Economia

Report Cgil, Spagnoletti: “Il Savonese a terziarizzazione spinta, gli investimenti industriali ci sono ma devono essere attuati”

Savona. Un quadro inevitabilmente a tinte fosche quello tracciato nel report della Cgil sull’economia regionale, anche per la parte savonese. Spiega Bruno Spagnoletti responsabile dell’Ufficio Economico sindacale: “La congiuntura economica va letta all’interno della crisi che ha aspetti strutturali. Abbiamo chiuso un 2011 in recessione, con un Pil vicino allo zero, e le previsioni per il 2012 sono ancora più critiche con contrazione del prodotto interno lordo del 2%. La crisi ha accelerato le difficoltà dell’industria manifatturiera, che scende negli ultimi quattro anni di circa il 3,3%”.

La contrazione riguarda anche tutte le attività agricoli e direttamente produttive. “Di conseguenza – precisa Spagnoletti – aumenta del 5% il peso dei servizi del terziario, a conferma di una terziarizzazione spinta di questa provincia. Gli ultimi quattro anni hanno visto una perdita di 2000 posti di lavoro in provincia di Savona, il 4% della perdita complessiva della Liguria, soprattutto nel settore industriale”.

“Si è cercato di difendere il lavoro dipendente con tutti gli strumenti di ammortizzazione sociale; i lavoratori in cassa integrazione sono passati negli ultimi anni da 1500 ad oltre 2500. Lo stesso utilizzo della cassa integrazione straordinaria mostra punte preoccupanti nel Savonese, a dimostrazione che la crisi non è più congiunturale ma strutturale” aggiunge il referente della Cgil.

“Ora bisogna accelerare il cambiamento. Le occasioni ci sono, con un portafoglio ordini di 2,4 miliardi di investimenti per le operazioni strategiche, dalla piattaforma Maersk alla Tirreno Power al trasferimento Piaggio. Se si resta fermi si rischia di allungare il tunnel della crisi” conclude Spagnoletti.

Le dinamiche economiche della provincia di Savona continuano ad essere caratterizzate da un trend lento ed incerto, nel 2011 Savona è cresciuta solo dello 0,1% e le previsioni sul PIL 2012 sono di un –2%, quindi si delinea uno scenario di conclamata recessione. Il rallentamento del ciclo economico investe sostanzialmente tutti i cicli produttivi con un preoccupante arretramento dell’industria manifatturiera che oramai incide solamente per il 12% sul valore aggiunto complessivo. A fronte del calo dell’industria aumenta l’incidenza del settore del commercio, terziario e servizi che incide oramai per l’80%.

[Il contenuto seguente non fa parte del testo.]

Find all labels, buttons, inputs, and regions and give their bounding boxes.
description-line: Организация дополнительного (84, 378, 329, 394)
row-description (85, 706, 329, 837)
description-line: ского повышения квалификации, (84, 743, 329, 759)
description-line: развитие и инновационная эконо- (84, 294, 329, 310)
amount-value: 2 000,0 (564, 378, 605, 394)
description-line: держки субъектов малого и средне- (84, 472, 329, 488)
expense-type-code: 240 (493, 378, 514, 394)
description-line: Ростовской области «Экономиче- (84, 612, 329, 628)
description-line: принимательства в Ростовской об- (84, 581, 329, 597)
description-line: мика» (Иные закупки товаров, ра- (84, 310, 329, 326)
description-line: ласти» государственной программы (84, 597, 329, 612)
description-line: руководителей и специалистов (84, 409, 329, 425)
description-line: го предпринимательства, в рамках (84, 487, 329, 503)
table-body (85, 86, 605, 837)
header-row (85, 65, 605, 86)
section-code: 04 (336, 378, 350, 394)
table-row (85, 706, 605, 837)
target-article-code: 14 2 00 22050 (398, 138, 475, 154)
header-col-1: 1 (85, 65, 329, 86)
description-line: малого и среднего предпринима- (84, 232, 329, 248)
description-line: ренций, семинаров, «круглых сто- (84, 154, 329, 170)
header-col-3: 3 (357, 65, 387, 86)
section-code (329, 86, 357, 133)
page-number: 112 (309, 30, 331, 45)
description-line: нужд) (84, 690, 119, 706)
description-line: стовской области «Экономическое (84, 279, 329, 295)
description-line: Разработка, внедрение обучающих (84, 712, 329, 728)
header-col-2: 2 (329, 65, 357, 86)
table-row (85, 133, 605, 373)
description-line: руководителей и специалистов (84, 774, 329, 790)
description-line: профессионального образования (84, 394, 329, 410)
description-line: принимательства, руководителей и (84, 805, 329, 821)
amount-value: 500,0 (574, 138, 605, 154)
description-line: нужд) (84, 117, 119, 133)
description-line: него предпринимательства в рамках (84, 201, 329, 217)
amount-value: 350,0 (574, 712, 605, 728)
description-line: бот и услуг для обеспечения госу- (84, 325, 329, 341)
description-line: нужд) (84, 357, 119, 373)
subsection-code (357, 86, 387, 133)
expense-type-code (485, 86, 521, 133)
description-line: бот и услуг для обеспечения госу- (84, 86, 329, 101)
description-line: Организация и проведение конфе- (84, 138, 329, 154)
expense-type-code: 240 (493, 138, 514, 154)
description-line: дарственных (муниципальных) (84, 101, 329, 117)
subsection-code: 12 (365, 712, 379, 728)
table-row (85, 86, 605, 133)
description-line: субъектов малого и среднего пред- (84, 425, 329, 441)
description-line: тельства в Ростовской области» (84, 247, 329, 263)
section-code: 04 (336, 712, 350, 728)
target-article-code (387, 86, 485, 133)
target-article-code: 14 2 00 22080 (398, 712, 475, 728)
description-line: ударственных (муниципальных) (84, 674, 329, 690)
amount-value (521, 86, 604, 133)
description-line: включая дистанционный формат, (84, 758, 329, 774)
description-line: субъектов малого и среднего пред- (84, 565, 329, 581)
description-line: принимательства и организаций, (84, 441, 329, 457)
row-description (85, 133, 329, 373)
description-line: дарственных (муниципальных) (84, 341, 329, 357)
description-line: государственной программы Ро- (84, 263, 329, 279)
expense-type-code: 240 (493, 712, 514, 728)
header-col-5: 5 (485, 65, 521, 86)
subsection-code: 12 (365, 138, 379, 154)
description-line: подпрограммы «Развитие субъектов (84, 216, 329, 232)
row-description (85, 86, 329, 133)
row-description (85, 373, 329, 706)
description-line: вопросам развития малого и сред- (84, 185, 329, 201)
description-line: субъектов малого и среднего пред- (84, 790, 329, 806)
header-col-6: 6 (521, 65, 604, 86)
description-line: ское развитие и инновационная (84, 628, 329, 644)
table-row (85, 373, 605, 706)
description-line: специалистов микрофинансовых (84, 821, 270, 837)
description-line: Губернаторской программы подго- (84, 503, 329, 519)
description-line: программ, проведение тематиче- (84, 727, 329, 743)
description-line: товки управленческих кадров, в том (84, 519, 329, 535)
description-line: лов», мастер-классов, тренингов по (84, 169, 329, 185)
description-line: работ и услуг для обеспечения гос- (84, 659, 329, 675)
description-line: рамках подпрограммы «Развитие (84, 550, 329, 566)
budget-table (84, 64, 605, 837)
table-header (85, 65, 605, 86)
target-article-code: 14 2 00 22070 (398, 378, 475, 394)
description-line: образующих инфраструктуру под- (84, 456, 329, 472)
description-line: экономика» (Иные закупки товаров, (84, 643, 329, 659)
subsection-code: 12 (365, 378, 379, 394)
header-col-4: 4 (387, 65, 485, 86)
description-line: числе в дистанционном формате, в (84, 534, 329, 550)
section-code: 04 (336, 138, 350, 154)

Dal punto di vista occupazionale il dato macro registra un ingannevole dato positivo di 439 posti di lavoro in più tra il 2008 e il 2011. Tuttavia, questo dato si ottiene dalla perdita di ben 3579 posti nell’industria compensati da posti di lavoro con contratti precari e part time nel commercio e nel terziario. Aumenta quindi il lavoro precario e mal pagato. Anche il dato sui disoccupati è ingannevole. Il loro numero tra il 2008 e il 2011 rimane sostanzialmente invariato, ma per effetto dell’aumento della categoria degli scoraggiati, cioè di coloro che, pur disoccupati, rinunciano alla ricerca attiva di un posto di lavoro. Impressionante il dato sulla cassa integrazione: nel quadriennio il ricorso alla cassa integrazione straordinaria è aumentato del 539,5%.

“Bisogna leggere bene i dati – prosegue il segretario della Camera del Lavoro di Savona, Francesco Rossello – perché i negativi effetti sull’occupazione che vediamo oggi sono frutto delle situazioni di crisi di uno, due anni fa. La situazione è destinata a peggiorare e gli effetti delle crisi attuali li vedremo a loro volta tra 1 o 2 anni”.

“Ci sono infatti parecchie centinaia di lavoratori che tecnicamente sono ancora dipendenti e non compaiono nelle statistiche della disoccupazione, però sono in cassa integrazione per cessazione d’attività e quindi dipendono formalmente da aziende che non esistono più ed andranno ad ingrossare le liste di disoccupazione e mobilità quando scadrà il periodo di cassa. Insomma uno scenario tragico per il quale sono necessarie risposte di carattere industriale; senza un lavoro stabile ed un reddito decente non possono ripartire i consumi e i centri commerciali che fioriscono uno dietro l’altro rischiano di rimanere cattedrali nel deserto e di chiamare nuove crisi aziendali e nuova disoccupazione” conclude Rossello.